In the early years after the war Sweden made a decision to become a neutral power that could defend itself militarily against any invading power. The biggest threats to Sweden were Soviet nuclear capabilities and in the late 1940s and 1950s much research was made into nuclear weapons.
In 1948 the first solid plans on how to create an atomic weapon was presented to the FOI ("Totalförsvarets Forskningsinstitut", Swedish Defence Research Agency). Plans were established to run a civilian nuclear power program in parallel, using domestic uranium resources as nuclear fuel. The Ågesta and Marviken reactors were supposed to produce plutonium for the weapons, while also producing energy. The Saab 36 was a planned attack aircraft that would be able to deliver nuclear weapons, and later on, submarines and aircraft like the Lansen and ultimately Viggen were considered as means of delivery as well.

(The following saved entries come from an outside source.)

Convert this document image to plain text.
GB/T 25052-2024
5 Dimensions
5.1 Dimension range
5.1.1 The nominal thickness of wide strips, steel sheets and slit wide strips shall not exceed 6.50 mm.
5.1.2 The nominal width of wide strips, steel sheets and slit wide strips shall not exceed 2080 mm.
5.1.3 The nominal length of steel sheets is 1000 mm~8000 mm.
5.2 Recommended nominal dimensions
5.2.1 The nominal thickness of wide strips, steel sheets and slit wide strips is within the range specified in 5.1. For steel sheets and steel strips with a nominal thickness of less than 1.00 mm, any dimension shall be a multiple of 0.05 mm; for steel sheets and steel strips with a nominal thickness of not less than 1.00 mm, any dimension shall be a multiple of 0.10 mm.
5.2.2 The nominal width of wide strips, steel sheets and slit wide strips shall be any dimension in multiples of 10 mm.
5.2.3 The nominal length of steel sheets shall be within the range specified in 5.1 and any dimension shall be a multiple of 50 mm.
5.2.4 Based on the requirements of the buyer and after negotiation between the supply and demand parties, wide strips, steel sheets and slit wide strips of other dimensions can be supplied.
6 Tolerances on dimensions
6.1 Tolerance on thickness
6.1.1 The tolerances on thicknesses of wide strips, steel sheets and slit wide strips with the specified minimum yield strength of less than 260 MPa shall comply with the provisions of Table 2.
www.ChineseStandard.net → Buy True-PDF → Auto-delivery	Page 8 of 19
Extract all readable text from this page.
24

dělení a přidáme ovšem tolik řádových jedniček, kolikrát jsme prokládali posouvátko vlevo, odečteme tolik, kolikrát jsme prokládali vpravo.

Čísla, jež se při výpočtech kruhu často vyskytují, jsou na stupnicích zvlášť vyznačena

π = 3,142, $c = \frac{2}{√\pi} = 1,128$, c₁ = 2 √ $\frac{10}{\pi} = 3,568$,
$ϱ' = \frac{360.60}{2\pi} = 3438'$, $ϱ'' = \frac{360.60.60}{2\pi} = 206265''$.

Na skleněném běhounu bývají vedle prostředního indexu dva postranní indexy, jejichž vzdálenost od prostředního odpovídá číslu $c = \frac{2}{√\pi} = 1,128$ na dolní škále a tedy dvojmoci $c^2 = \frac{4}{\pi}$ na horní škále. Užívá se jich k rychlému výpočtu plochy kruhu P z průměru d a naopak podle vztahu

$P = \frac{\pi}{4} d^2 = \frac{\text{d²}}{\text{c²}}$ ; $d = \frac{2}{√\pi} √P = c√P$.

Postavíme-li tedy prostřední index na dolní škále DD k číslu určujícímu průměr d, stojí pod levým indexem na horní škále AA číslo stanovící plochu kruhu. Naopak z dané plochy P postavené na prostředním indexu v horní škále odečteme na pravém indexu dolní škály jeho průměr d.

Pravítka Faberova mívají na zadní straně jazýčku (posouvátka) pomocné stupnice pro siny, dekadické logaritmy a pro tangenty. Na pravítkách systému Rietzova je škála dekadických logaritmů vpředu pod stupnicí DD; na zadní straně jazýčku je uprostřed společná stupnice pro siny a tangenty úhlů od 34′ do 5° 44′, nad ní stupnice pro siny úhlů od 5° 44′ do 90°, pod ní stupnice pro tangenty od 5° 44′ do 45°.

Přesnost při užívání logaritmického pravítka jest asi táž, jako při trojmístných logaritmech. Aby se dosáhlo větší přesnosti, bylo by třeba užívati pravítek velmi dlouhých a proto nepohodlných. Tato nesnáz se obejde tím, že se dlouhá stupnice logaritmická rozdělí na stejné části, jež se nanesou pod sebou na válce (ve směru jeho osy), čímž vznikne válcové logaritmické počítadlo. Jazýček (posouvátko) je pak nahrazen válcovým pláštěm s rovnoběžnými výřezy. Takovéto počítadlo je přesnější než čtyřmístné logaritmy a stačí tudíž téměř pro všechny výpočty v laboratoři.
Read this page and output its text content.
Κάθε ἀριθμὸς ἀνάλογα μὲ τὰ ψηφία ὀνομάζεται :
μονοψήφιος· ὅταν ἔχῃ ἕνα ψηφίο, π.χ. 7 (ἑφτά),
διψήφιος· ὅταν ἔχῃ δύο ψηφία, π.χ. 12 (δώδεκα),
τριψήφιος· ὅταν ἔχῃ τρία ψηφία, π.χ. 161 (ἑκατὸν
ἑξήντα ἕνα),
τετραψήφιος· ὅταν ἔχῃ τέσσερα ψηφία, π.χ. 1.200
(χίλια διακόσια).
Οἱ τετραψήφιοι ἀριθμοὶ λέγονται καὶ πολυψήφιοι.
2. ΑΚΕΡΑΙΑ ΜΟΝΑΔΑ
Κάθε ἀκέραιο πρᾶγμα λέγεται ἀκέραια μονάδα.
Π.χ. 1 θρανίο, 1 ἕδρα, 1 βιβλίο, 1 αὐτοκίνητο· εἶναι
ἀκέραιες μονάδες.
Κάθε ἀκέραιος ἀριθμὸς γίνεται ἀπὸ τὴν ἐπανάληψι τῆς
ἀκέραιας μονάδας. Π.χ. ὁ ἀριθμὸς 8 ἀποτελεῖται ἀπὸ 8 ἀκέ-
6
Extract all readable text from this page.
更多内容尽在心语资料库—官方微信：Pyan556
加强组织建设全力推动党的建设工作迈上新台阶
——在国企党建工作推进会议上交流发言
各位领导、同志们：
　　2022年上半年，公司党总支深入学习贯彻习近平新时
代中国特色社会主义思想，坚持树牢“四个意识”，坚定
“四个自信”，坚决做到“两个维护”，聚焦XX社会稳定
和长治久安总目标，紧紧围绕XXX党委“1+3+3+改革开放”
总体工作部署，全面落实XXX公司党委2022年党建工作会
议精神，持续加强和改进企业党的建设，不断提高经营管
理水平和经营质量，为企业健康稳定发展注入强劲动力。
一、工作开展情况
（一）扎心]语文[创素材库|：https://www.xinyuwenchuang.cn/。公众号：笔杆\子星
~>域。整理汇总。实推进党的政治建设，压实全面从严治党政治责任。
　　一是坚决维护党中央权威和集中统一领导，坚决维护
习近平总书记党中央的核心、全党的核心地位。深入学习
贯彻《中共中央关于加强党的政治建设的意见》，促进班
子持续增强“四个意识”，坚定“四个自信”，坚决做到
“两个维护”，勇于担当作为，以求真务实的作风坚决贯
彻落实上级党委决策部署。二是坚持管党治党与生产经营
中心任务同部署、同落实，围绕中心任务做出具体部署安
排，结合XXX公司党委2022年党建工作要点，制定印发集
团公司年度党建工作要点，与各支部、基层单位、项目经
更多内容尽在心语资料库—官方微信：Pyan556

All of the nuclear development activities took place at the FOI. The plan was to produce 100 warheads in a timespan of ten years.[1]
During the 1960s it was still not clear if Sweden should develop a nuclear weapon capacity. By the end of the 1960s the Swedish government, because of military budget constraints, had to choose between a nuclear weapon or a new fighter aircraft (the Saab 37 Viggen). The choice fell with the new fighter. All the plans for a Swedish nuclear weapon were scrapped by 1968, when Sweden signed the Nuclear Non-Proliferation Treaty. In 1972 the last remnants of a plan for nuclear weapons was discontinued when the FoA stopped their experiments with plutonium.
Sweden did, however, continue with civilian nuclear power and today (2011) Sweden has 10 active nuclear reactors.
After World War I Sweden started researching on chemical weapons. In the 1930s Sweden's first chemical weapon program was born when developing and equipment research for sulfur mustards (mustard gas) was started. In 1940 work on the gas was temporarily halted, but by the end of World War II new programs were soon a priority for the Swedish military. Programs for both sulfur mustards and sarin gas were initiated.
In the 1960s the development of chemical weapons was highly criticized and in 1970 the Swedish government stated that it would not develop or produce any more chemical weapons.[2] In 1994 Sweden signed the Chemical Weapons Convention that forbids development, production, stockpiling and use of chemical weapons.[3]